褪色的白炽灯管下,谢蓝玉看着路风从急救包里抖出碘伏棉签,才发现对方右手掌横亘着一条血口。
“疼不疼?”谢蓝玉抓住他手腕。
“你还有空管我?”路风红着眼撕开无菌敷料,棉签按在他膝盖擦伤处,“联系不上你,项目组十六个人的电话我挨个打了个遍,才从那个翟旭那儿知道你一个人跑去镇里了。我和季斯安借了车就往这边赶,你知不知道我特么快急死了!”
从学校到云丘开车就得六个小时,进了山区路况复杂,弯弯绕绕,耗费的时间更久。谢蓝玉不敢想路风这一路怎么开过来的。
“……你怎么找到护林站的?”
“老子挨个敲村委的门,有个老支书说矿场方向有废弃站点,路上又截了三个黑车司机,龟孙子说见过一个大学生,我一猜就是你,赶紧往鹰嘴崖的方向跑。”
他掰开谢蓝玉掌心,放上颗变形螺丝钉,“在岔路口捡到的,你工具箱里的。”
路风扯下沾血的袜子,露出磨烂的脚趾,消毒水混着血腥味在逼仄房间弥漫。
他随意一涂,丢掉碘伏棒,扳过谢蓝玉下巴,“该我问了,为什么改道不报备?为什么上黑车?”
“村支书说要验收原件......”
“他说吃屎你也吃?原件比命重要?”路风一把掀开他衣摆,青紫的肋间伤在灯下触目惊心。
“谢蓝玉,你是不是觉得谁都能像你一样,连续一周高强度干活,还能背三十斤设备翻两座山?”
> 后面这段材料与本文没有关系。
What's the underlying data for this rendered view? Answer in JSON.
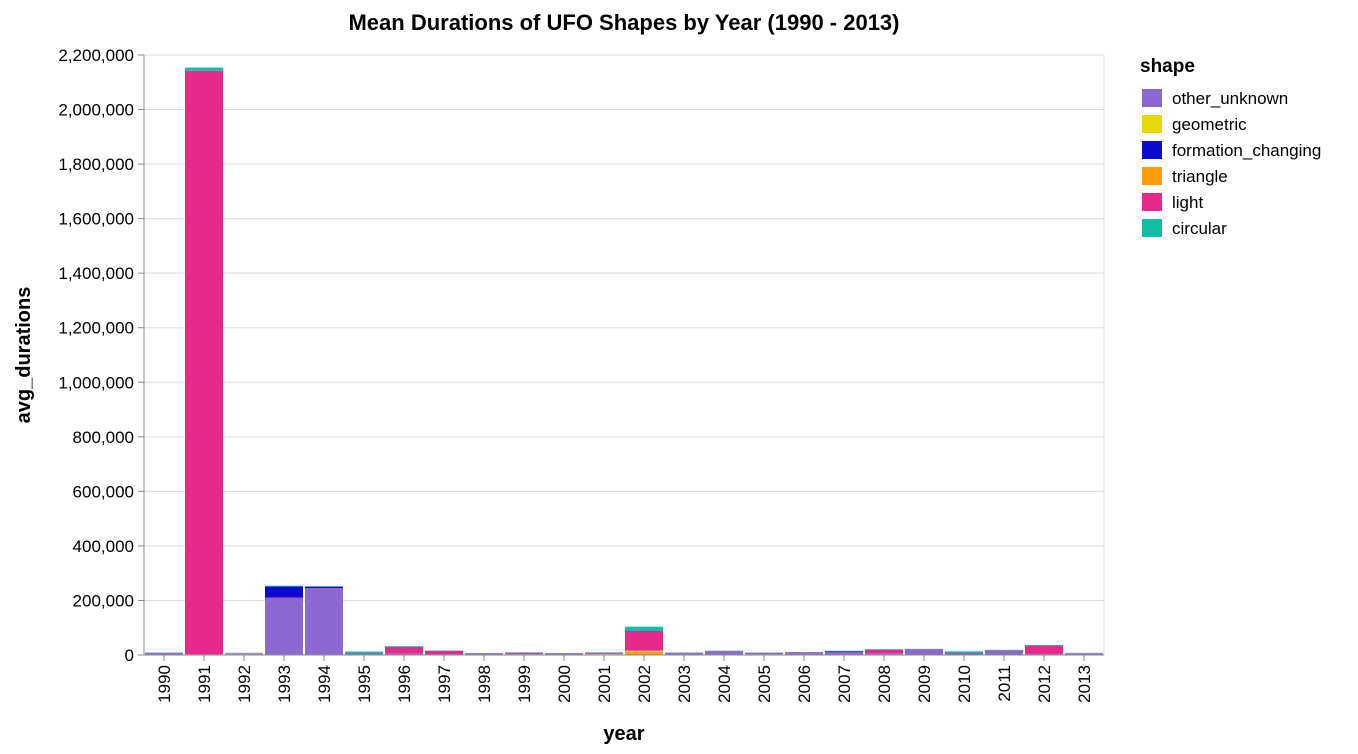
{
  "chart_data": {
    "type": "bar",
    "stacked": true,
    "title": "Mean Durations of UFO Shapes by Year (1990 - 2013)",
    "xlabel": "year",
    "ylabel": "avg_durations",
    "ylim": [
      0,
      2200000
    ],
    "yticks": [
      0,
      200000,
      400000,
      600000,
      800000,
      1000000,
      1200000,
      1400000,
      1600000,
      1800000,
      2000000,
      2200000
    ],
    "ytick_labels": [
      "0",
      "200,000",
      "400,000",
      "600,000",
      "800,000",
      "1,000,000",
      "1,200,000",
      "1,400,000",
      "1,600,000",
      "1,800,000",
      "2,000,000",
      "2,200,000"
    ],
    "grid": true,
    "legend": {
      "title": "shape",
      "position": "right"
    },
    "categories": [
      "1990",
      "1991",
      "1992",
      "1993",
      "1994",
      "1995",
      "1996",
      "1997",
      "1998",
      "1999",
      "2000",
      "2001",
      "2002",
      "2003",
      "2004",
      "2005",
      "2006",
      "2007",
      "2008",
      "2009",
      "2010",
      "2011",
      "2012",
      "2013"
    ],
    "series": [
      {
        "name": "triangle",
        "color": "#ff9e0a",
        "values": [
          1000,
          1000,
          2000,
          1500,
          1500,
          1000,
          1500,
          1000,
          1500,
          2000,
          1500,
          3000,
          14000,
          1500,
          1500,
          2000,
          1500,
          1500,
          1500,
          1000,
          1000,
          1000,
          1500,
          1000
        ]
      },
      {
        "name": "geometric",
        "color": "#e5d80b",
        "values": [
          500,
          500,
          500,
          500,
          500,
          500,
          500,
          500,
          500,
          500,
          500,
          500,
          1000,
          500,
          500,
          500,
          500,
          500,
          500,
          500,
          500,
          500,
          500,
          500
        ]
      },
      {
        "name": "other_unknown",
        "color": "#8b68d0",
        "values": [
          5000,
          1000,
          2000,
          207000,
          242000,
          2000,
          2500,
          2000,
          2000,
          3000,
          2000,
          2500,
          2000,
          4000,
          9000,
          3000,
          5000,
          6000,
          4000,
          17000,
          4000,
          10000,
          2000,
          3000
        ]
      },
      {
        "name": "light",
        "color": "#e8288a",
        "values": [
          1000,
          2139000,
          1500,
          2000,
          1500,
          1500,
          24000,
          11000,
          1500,
          2500,
          1500,
          2000,
          70000,
          1500,
          2000,
          1500,
          2000,
          2000,
          13000,
          2000,
          1500,
          3000,
          30000,
          1500
        ]
      },
      {
        "name": "formation_changing",
        "color": "#0a0ad0",
        "values": [
          500,
          500,
          500,
          40000,
          5000,
          500,
          1000,
          500,
          500,
          500,
          500,
          500,
          2000,
          500,
          500,
          500,
          500,
          3000,
          500,
          500,
          500,
          1000,
          500,
          500
        ]
      },
      {
        "name": "circular",
        "color": "#13bfa3",
        "values": [
          1500,
          12000,
          1500,
          3000,
          2000,
          7000,
          3000,
          1500,
          1500,
          1500,
          1500,
          1500,
          15000,
          1500,
          2500,
          1500,
          1500,
          2500,
          2000,
          1500,
          6000,
          3500,
          2500,
          1500
        ]
      }
    ],
    "legend_order": [
      "other_unknown",
      "geometric",
      "formation_changing",
      "triangle",
      "light",
      "circular"
    ]
  }
}
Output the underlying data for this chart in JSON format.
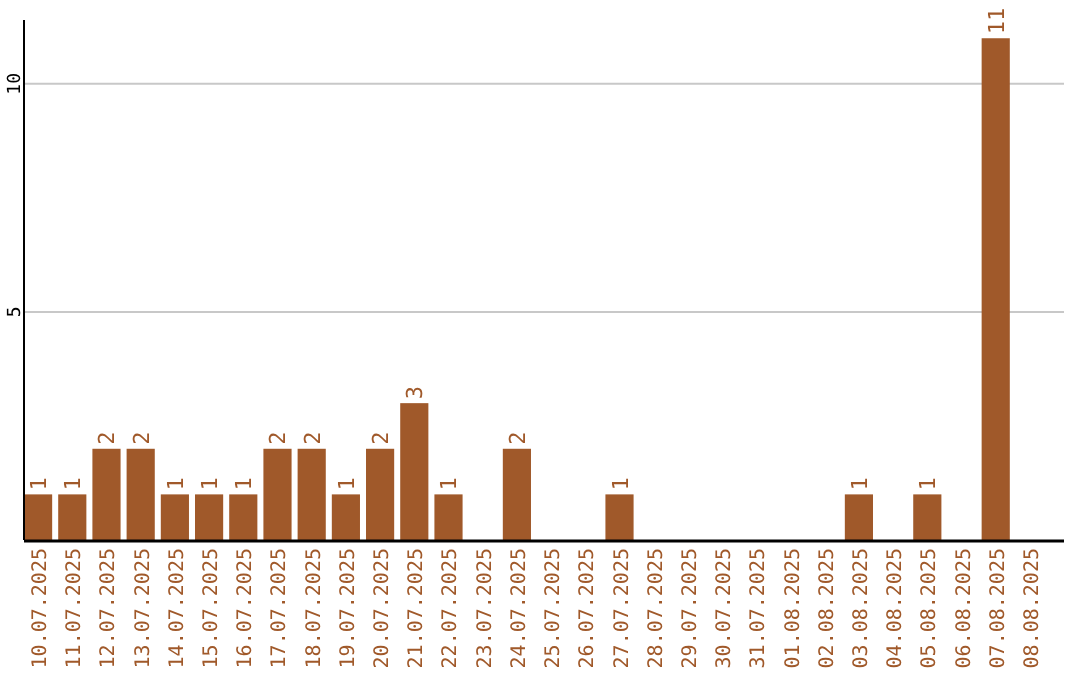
{
  "chart_data": {
    "type": "bar",
    "categories": [
      "10.07.2025",
      "11.07.2025",
      "12.07.2025",
      "13.07.2025",
      "14.07.2025",
      "15.07.2025",
      "16.07.2025",
      "17.07.2025",
      "18.07.2025",
      "19.07.2025",
      "20.07.2025",
      "21.07.2025",
      "22.07.2025",
      "23.07.2025",
      "24.07.2025",
      "25.07.2025",
      "26.07.2025",
      "27.07.2025",
      "28.07.2025",
      "29.07.2025",
      "30.07.2025",
      "31.07.2025",
      "01.08.2025",
      "02.08.2025",
      "03.08.2025",
      "04.08.2025",
      "05.08.2025",
      "06.08.2025",
      "07.08.2025",
      "08.08.2025"
    ],
    "values": [
      1,
      1,
      2,
      2,
      1,
      1,
      1,
      2,
      2,
      1,
      2,
      3,
      1,
      0,
      2,
      0,
      0,
      1,
      0,
      0,
      0,
      0,
      0,
      0,
      1,
      0,
      1,
      0,
      11,
      0
    ],
    "value_labels": [
      "1",
      "1",
      "2",
      "2",
      "1",
      "1",
      "1",
      "2",
      "2",
      "1",
      "2",
      "3",
      "1",
      null,
      "2",
      null,
      null,
      "1",
      null,
      null,
      null,
      null,
      null,
      null,
      "1",
      null,
      "1",
      null,
      "11",
      null
    ],
    "color": "#a0592a",
    "ylim": [
      0,
      11.4
    ],
    "yticks": [
      5,
      10
    ],
    "grid": "y"
  }
}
窗外的雨砸在铁皮屋檐上,谢蓝玉垂眸数着床单的霉斑:“我以为......“
“你以为!”棉签突然失了力道,路风直起身吼道,“你以为什么?以为自己是超人?以为我他妈不会疯?”
他喉咙发紧,“看到护林站旁边就是断崖,老子差点命没了!”
谢蓝玉垂眸看着路风颤抖的指尖,“对不……”
山风撞得玻璃窗哐啷作响,他忽然被扯进滚烫的怀抱。
“不许道歉!”路风紧紧抱着人,满腔的焦虑无处释放,鬼知道他这一晚上怎么过来的。
“山里温差这么大,你就穿件薄外套,低血糖犯了怎么办?走前叮嘱的话你一点没听!”
谢蓝玉窝在温暖的怀抱里,静静听着他的数落。
清瘦的肩胛骨像折断的蝶翼,路风低下头,看着怀里的人,那些汹涌的情绪忽然统统变成了对自己的责怪,“被吓到了是不是,没事了我不说了,我太着急了……”
他泄了气似的蹲下来,用毛巾裹住谢蓝玉冰凉的脚。
电视机滋滋播放着山洪预警。谢蓝玉忽然轻声道:“路风,我真的好想你。”
路风手一抖,毛巾掉在地上,他猛的搂紧人,抬手抚上谢蓝玉后背来回揉搓着,“我来了,你想我,我立马就能出现在你面前,你信不信,不管你在哪。”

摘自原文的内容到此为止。